University of Chicago Booth School of Business
Dissertation Title: "Methods for Evaluating and Improving Plan Payment Risk Adjustment and Plan Defaults in Medicare Part D"
This dissertation develops new methods for evaluating and improving risk adjustment formulas used in health plan payment and evaluates the use of smart defaults for assigning Low-Income Subsidy recipients to Medicare Part D plans.
In Chapter 1, we expand on concepts from the statistics, computer science, and health economics literature to develop new fair regression methods for risk adjustment formulas that build fairness considerations directly into the objective function. We propose a novel measure of fairness and demonstrate that a suite of metrics is necessary to evaluate risk adjustment formulas more fully. The data application uses the IBM MarketScan Research Databases to measure and reduce undercompensation for individuals with Mental Health and Substance Use Disorders in the Individual Health Insurance Marketplaces. We demonstrate that these new fair regression methods can lead to massive improvements in group fairness (e.g., 98%) with only small reductions in overall fit (e.g., 4%).
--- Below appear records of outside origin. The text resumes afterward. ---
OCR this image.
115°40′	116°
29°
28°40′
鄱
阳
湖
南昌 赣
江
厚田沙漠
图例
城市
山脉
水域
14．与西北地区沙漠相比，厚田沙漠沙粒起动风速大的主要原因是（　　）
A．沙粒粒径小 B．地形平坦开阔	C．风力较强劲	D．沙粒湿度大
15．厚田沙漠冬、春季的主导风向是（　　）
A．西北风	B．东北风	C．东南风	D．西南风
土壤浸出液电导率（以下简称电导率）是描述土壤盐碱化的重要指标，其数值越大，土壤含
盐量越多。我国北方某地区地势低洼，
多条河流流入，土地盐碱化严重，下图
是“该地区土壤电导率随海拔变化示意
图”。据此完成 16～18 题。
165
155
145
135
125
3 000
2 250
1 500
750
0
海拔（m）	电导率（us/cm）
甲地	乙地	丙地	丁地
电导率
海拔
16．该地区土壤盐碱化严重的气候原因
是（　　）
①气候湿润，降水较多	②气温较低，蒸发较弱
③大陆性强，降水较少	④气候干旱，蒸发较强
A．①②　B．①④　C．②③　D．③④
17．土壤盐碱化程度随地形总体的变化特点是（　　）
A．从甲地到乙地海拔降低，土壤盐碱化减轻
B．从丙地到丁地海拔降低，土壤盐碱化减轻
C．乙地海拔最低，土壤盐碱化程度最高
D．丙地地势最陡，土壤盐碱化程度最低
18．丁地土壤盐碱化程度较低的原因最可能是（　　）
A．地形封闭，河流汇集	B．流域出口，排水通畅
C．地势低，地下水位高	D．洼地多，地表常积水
In Chapter 2, we develop a machine learning method for "group importance" to identify unprofitable groups defined by multiple attributes in the risk adjustment formula. We designed this approach to evaluate the risk adjustment formulas used in the U.S. health insurance Marketplaces and Medicare. We find that a number of previously unidentified groups with multiple chronic conditions are undercompensated in the Marketplaces’ risk adjustment formula, while groups without chronic conditions tend to be overcompensated in the Marketplaces. The magnitude of undercompensation when defining groups with multiple attributes is larger than with single attributes. No complex groups were found to be consistently under- or overcompensated in the Medicare risk adjustment formula.
In Chapter 3, I evaluate whether smart defaults for plan assignment of Low-Income Subsidy recipients in Part D improves upon current random default procedures, which may lead to underutilization of needed prescription drugs. I find that assignment to plans that better match previous prescription drug use increases adjusted prescription drug spending by $115 on average compared to a random default. Furthermore, I find heterogeneity across beneficiaries in the spending differences from assignment to high fit plans. Smart defaults limited to beneficiaries that are estimated to benefit the most still outperforms random defaults.